Given the root of an N-ary tree, return the level order traversal of its nodes’ values. Level order traversal means visiting all nodes at each level from left to right before moving on to the next level.

Sample Input:

N-ary Tree:
        1
     /  |  \
    3   2   4
   / \
  5   6

Expected Output:

[
  [1],
  [3, 2, 4],
  [5, 6]
]

The level order traversal of the N-ary tree will give a 2D vector with nodes’ values grouped by level.
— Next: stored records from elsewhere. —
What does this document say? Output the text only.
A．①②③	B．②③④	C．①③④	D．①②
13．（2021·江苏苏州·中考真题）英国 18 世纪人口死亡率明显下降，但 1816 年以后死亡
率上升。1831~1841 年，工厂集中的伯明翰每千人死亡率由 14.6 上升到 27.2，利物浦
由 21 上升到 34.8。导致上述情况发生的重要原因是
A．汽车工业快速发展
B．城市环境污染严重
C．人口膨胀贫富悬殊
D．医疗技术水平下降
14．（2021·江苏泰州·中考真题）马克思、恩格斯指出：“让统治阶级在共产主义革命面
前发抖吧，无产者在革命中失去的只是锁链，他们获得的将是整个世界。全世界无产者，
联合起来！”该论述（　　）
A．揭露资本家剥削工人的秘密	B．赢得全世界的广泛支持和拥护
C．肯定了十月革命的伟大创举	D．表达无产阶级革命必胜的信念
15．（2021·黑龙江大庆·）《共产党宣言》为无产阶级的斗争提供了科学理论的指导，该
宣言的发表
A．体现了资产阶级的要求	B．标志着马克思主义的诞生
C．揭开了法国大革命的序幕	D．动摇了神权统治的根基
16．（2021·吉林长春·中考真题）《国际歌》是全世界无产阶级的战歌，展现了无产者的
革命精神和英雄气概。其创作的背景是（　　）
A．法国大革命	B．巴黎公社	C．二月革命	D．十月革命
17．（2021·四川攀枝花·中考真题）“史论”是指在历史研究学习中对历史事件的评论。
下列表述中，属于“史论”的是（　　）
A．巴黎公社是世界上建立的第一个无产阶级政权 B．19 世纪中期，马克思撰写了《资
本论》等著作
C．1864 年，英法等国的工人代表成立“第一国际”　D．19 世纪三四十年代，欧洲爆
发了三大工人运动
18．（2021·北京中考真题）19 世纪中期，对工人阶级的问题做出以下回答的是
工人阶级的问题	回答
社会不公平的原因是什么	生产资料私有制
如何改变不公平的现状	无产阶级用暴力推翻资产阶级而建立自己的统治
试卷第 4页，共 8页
Time and Space Complexity:


The time complexity of the algorithm is O(n), where ‘n’ is the number of nodes in the N-ary tree. We need to visit each node once to perform the level order traversal. The space complexity is O(w), where ‘w’ is the maximum width of the N-ary tree (i.e., the maximum number of nodes at any level). In the worst case, the space required to store the nodes at the last level can be at most the width of the tree.

C++ solution:

#include <iostream>
#include <vector>
#include <queue>

// Definition for a node of an N-ary tree.
class Node {
public:
    int val;
    std::vector<Node*> children;

    Node() {}

    Node(int _val) {
        val = _val;
    }

    Node(int _val, std::vector<Node*> _children) {
        val = _val;
        children = _children;
    }
};

std::vector<std::vector<int>> levelOrder(Node* root) {
    std::vector<std::vector<int>> result;

    // Base case: if the root is null, return an empty result
    if (root == nullptr) {
        return result;
    }

    // Create a queue to perform level order traversal
    std::queue<Node*> nodeQueue;
    nodeQueue.push(root);

    // Perform level order traversal
    while (!nodeQueue.empty()) {
        int levelSize = nodeQueue.size();
        std::vector<int> currentLevel;

        // Process all nodes at the current level
        for (int i = 0; i < levelSize; ++i) {
            Node* node = nodeQueue.front();
            nodeQueue.pop();

            currentLevel.push_back(node->val);

            // Enqueue all children of the current node
            for (Node* child : node->children) {
                nodeQueue.push(child);
            }
        }

        // Add the current level to the result
        result.push_back(currentLevel);
    }

    return result;
}

int main() {
    // Construct the N-ary tree for the sample input
    Node* root = new Node(1);
    root->children.push_back(new Node(3));
    root->children.push_back(new Node(2));
    root->children.push_back(new Node(4));
    root->children[0]->children.push_back(new Node(5));
    root->children[0]->children.push_back(new Node(6));

    // Perform the level order traversal of the N-ary tree
    std::vector<std::vector<int>> levelOrderResult = levelOrder(root);

    // Print the result
    std::cout << "Level Order Traversal:" << std::endl;
    for (const auto& level : levelOrderResult) {
        std::cout << "[";
        for (int i = 0; i < level.size(); ++i) {
            std::cout << level[i];
            if (i < level.size() - 1) {
                std::cout << ", ";
            }
        }
        std::cout << "]" << std::endl;
    }

    // Don't forget to free the allocated memory
    // ...

    return 0;
}

The levelOrder function performs the level order traversal of the N-ary tree using a queue. It starts from the root node, and at each level, it processes all nodes at that level by adding them to the currentLevel vector and enqueuing all their children. It continues this process until the queue becomes empty, and all levels are processed.

In the given example, the function will correctly perform the level order traversal of the N-ary tree, and the output will be as follows:

Level Order Traversal:
[1]
[3, 2, 4]
[5, 6]

The time complexity is O(n) as we need to visit each node once, and the space complexity is O(w) due to the maximum width of the N-ary tree, where ‘w’ is the maximum number of nodes at any level.